1. A computer implemented method of determining time periods for a meeting, the method comprising:
receiving an indication of at least two invitees for said meeting at a processor;
obtaining calendar data for said invitees from a memory device;
determining at said processor, free time periods for said invitees based on said calendar data for said invitees; and
creating a list of the free time periods for said invitees at said processor.
2. The method according to claim 1, wherein determining free time periods comprises determining free time periods common to all of said invitees.
3. The method according to claim 2, wherein determining free time periods comprises determining time periods during which at least two of said invitees are free.
4. The method according to claim 3, comprising determining relative availability for each of said free time periods during which at least two of said invitees are free based on the number of invitees free and the total number of invitees.
5. The method according to claim 4, wherein said relative availability comprises a percentage of available invitees.
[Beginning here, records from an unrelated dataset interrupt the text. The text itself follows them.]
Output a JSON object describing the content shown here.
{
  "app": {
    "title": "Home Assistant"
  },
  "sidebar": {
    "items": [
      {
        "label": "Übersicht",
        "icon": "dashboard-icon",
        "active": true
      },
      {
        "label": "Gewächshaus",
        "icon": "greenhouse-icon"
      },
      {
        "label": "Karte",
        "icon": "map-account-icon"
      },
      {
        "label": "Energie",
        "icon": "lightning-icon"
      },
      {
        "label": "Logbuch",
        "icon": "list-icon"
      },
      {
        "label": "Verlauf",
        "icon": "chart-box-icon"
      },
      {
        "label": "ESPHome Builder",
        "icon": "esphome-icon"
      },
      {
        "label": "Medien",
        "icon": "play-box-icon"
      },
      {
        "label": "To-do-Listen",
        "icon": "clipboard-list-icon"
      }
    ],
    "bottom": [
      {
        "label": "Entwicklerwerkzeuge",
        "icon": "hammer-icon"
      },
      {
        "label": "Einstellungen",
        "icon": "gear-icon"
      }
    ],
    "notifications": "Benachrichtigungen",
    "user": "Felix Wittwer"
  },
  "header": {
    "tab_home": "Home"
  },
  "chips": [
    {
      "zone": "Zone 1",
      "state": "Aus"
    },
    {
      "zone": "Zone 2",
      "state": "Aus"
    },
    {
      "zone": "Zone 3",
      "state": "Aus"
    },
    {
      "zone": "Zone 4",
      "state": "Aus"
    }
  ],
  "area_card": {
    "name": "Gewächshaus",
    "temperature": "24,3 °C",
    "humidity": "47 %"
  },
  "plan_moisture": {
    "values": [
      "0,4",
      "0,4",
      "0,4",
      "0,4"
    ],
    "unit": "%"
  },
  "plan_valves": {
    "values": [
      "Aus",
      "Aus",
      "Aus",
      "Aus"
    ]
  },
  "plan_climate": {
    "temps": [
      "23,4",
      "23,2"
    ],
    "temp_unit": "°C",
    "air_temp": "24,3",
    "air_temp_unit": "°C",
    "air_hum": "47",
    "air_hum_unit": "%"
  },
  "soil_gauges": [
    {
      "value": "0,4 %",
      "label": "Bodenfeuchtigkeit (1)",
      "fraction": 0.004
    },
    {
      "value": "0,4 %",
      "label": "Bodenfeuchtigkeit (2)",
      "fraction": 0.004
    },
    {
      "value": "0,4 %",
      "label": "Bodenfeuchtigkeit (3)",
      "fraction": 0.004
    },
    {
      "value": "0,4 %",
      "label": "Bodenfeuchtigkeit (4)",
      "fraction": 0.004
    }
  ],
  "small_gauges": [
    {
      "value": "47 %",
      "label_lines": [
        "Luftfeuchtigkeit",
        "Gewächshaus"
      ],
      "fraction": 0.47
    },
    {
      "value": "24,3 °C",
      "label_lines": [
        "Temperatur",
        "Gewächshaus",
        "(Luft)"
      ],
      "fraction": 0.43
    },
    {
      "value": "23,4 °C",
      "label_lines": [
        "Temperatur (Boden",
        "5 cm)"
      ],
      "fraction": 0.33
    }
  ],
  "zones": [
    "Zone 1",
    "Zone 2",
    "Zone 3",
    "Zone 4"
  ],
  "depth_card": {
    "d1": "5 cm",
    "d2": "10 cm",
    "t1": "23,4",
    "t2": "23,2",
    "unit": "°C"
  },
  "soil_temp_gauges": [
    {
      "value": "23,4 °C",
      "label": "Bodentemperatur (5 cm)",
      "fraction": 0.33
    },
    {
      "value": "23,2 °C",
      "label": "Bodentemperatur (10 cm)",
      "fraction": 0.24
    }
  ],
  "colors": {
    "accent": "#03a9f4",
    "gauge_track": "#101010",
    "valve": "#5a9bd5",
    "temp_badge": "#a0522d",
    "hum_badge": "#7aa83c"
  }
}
6. The method according to claim 4, wherein creating the list of free time periods comprises creating said list in order of relative availability for each of said time periods.
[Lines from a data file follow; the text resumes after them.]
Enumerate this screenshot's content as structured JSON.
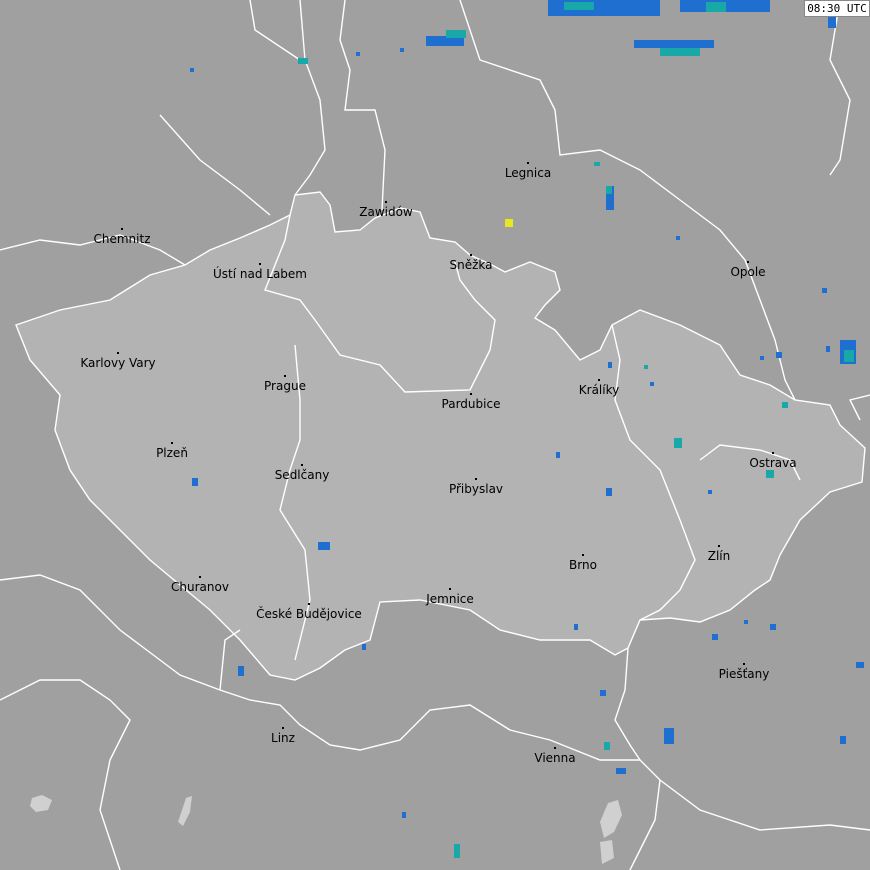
{
  "timestamp": "08:30 UTC",
  "colors": {
    "background": "#a0a0a0",
    "highlight_region": "#b3b3b3",
    "border": "#ffffff",
    "water": "#d0d0d0",
    "strike_blue": "#1e6fd0",
    "strike_teal": "#18a8a8",
    "strike_yellow": "#e8e820"
  },
  "cities": [
    {
      "name": "Chemnitz"
    },
    {
      "name": "Zawidów"
    },
    {
      "name": "Legnica"
    },
    {
      "name": "Ústí nad Labem"
    },
    {
      "name": "Sněžka"
    },
    {
      "name": "Opole"
    },
    {
      "name": "Karlovy Vary"
    },
    {
      "name": "Prague"
    },
    {
      "name": "Králíky"
    },
    {
      "name": "Pardubice"
    },
    {
      "name": "Plzeň"
    },
    {
      "name": "Ostrava"
    },
    {
      "name": "Sedlčany"
    },
    {
      "name": "Přibyslav"
    },
    {
      "name": "Zlín"
    },
    {
      "name": "Brno"
    },
    {
      "name": "Churanov"
    },
    {
      "name": "České Budějovice"
    },
    {
      "name": "Jemnice"
    },
    {
      "name": "Piešťany"
    },
    {
      "name": "Linz"
    },
    {
      "name": "Vienna"
    }
  ]
}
7. The method according to claim 6, wherein creating the list of free time periods comprises ordering in time order the free time periods with equivalent relative availability.
8. The method according to claim 1, wherein creating the list of free time periods comprises ordering the free time periods in time order.
9. The method according to claim 1, wherein obtaining calendar data for said invitees comprises obtaining information for calendar event records that fall within a set of time constraints.
10. The method according to claim 9, wherein determining free time periods comprises determining free time periods that fall within said time constraints.
11. The method according to claim 1, comprising sending from a system server said list of the free time periods to an electronic device for use in a calendar graphical user interface.
12. The method according to claim 11, comprising:
receiving from said electronic device, a request for availability status for each one of said invitees for one of said free time periods; and
sending to said electronic device, said availability status for each one of said invitees for said one of said free time periods.
13. The method according to claim 1, wherein obtaining calendar data for said invitees comprises:
sending from said electronic device to a system server, identifiers of said invitees; and
receiving at said electronic device from said system server, said calendar data for said invitees.
14. The method according to claim 13, comprising rendering said list in a graphical user interface.
15. The method according to claim 14 wherein each of said free time periods rendered in said graphical user interface is selectable.
16. The method according to claim 15, comprising rendering availability status for each one of said invitees for one of said free time periods in response to receipt of a request for availability status for said one of said free time periods.
17. The method according to claim 15, comprising adding said meeting to a calendar event records database in response to receipt of selection of one of said free time periods.
18. The method according to claim 17, comprising sending an invitation to each of said invitees in response to receipt of said selection.
19. An electronic device for determining time periods for a meeting, the electronic device comprising:
an output unit;
an input unit;
a memory device;
a processor connected to the memory device, the input unit, and the output unit; and
an application stored in the memory device for execution by the processor for receiving an indication of at least two invitees for said meeting, obtaining calendar data for said invitees, determining free time periods for said invitees based on said calendar data for said at least two invitees, and creating a list of the free time periods for said invitees.
20. A computer program product for an electronic device, the computer program product comprising a computer-readable medium having computer-readable code embodied therein for receiving an indication of at least two invitees for a meeting, obtaining calendar data for said invitees, determining free time periods for said invitees based on said calendar data for said at least two invitees, and creating a list of the free time periods for said invitees.